Alcool : l’Académie de médecine dénonce le poids du lobby

[30 avril 2019 - 11h56] [mis à jour le 30 avril 2019 à 11h58]

Chaque année en France, l’alcool provoque 41 000 décès. Et la consommation ne va pas en diminuant. L’Académie nationale de médecine s’insurge aujourd’hui contre le manque de mesures prises par les pouvoirs publics pour lutter contre ce fléau. Mais aussi contre les freins du lobby alcoolier…

« Pour la première fois depuis la seconde guerre mondiale, la consommation d’alcool ne baisse plus en France », alerte l’Académie nationale de médecine. Selon les derniers chiffres publiés par Santé publique France en février 2019, la consommation a stagné entre 2013 et 2017.

Pour autant, selon l’institution, les mesures prises pour protéger les Français de ces excès et de ces addictions restent largement insuffisantes. A l’origine ? La capacité du « lobby alcoolier d’instiller le doute sur les ravages de l’alcool ». Les messages véhiculés sur les bénéfices du vin lors « d’interventions ministérielles, la diffusion de dépliants scolaires pour les 3-6 ans sur la vigne » en sont quelques exemples.

Taxe, loi Evin, pictogramme…

Pour faire reculer cette consommation, l’Académie propose différentes pistes, mises en avant à plusieurs reprises par l’Organisation mondiale de la Santé (OMS), l’Institut national du Cancer (INCA), la Cour des Comptes et la Haute Autorité de Santé : interdire la publicité faite de l’alcool en respectant les jalons de la loi Evin, indiquer clairement la teneur en alcool sur les packagings (grammes, teneur en calories), informer le consommateur que l’alcool, même avec modération, est dangereux pour la santé…
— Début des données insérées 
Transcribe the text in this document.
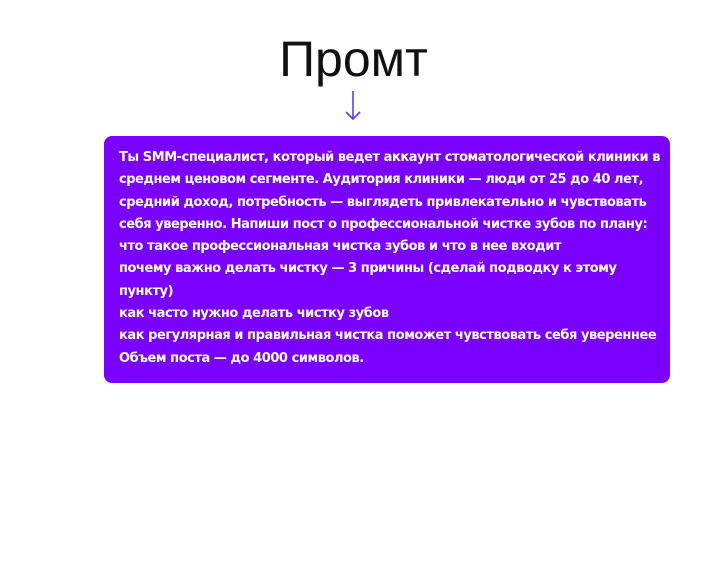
Промт
Ты SMM-специалист, который ведет аккаунт стоматологической клиники в
среднем ценовом сегменте. Аудитория клиники — люди от 25 до 40 лет,
средний доход, потребность — выглядеть привлекательно и чувствовать
себя уверенно. Напиши пост о профессиональной чистке зубов по плану:
что такое профессиональная чистка зубов и что в нее входит
почему важно делать чистку — 3 причины (сделай подводку к этому
пункту)
как часто нужно делать чистку зубов
как регулярная и правильная чистка поможет чувствовать себя увереннее
Объем поста — до 4000 символов.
Autre mesures à prendre, apposer sur chaque bouteille un pictogramme lisible informant les femmes enceintes du danger de l’alcool pour l’enfant à naître. Certes, cette inscription est obligatoire depuis 2006. « Cependant, trop petit, difficile à trouver et à comprendre sans explications préalables, il ne remplit guère la fonction qui lui était destinée. (…) les discussions pour l’agrandir et le contraster s’enlisent depuis des années face à l’opposition farouche du lobby alcoolier », dénonce l’Académie. Pour rappel, lorsqu’il est exposé in utero, le fœtus peut développer un syndrome d’alcoolisation fœtale et développer un grave retard mental en grandissant.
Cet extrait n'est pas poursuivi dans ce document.